Edward Carl “Eddie” Gaedel (June 8, 1925 – June 18, 1961), born in Chicago, Illinois, was an American midget who was noted for participating in a Major League Baseball game. Just 3’7″ tall and weighing 65 pounds, he gained immortality in the second game of a doubleheader on August 19, 1951. He was signed by the St. Louis Browns and put in uniform as a publicity stunt by Browns owner and showman Bill Veeck. After popping out of a cake between games of a doubleheader to celebrate the American League’s 50th anniversary, Gaedel entered the game between the Browns and Detroit Tigers as a pinch-hitter for Frank Saucier. Immediately, umpire Ed Hurley called for Browns manager Zack Taylor. Veeck and Taylor had the foresight to have a copy of Gaedel’s contract on hand.

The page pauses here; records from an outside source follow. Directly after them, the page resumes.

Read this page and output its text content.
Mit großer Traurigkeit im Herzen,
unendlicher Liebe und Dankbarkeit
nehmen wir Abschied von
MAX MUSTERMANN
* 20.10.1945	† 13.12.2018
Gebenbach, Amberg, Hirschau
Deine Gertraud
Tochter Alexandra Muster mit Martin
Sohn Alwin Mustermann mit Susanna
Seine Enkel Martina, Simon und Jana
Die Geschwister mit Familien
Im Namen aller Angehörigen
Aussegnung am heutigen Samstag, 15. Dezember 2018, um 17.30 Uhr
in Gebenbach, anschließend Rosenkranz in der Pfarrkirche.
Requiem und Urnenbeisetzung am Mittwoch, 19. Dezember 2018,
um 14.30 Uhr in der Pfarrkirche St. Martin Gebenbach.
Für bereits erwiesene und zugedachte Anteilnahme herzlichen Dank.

The contract was filed late in the day on August 17. Veeck knew the league office would summarily approve the contract upon receipt and that it would not be scrutinized until Monday, August 20. Upon reading the contract, Hurley motioned for Gaedel to take his place in the batter’s box.
With Bob Cain on the mound, Gaedel crouched with bat in hand. Cain delivered four consecutive balls. Gaedel took his base and was replaced by pinch-runner Jim Delsing. The Tigers went on to win the game 6-2.
Some decried Veeck for making a mockery of the game. Others claim the event ruined Gaedel’s life; he later became a heavy drinker and died of a heart attack after being mugged in Chicago in 1961. He was just 36 years old.
Gaedel is mentioned in Terry Cashman’s song homage to 1950’s baseball “Willie, Mickey, and the Duke”.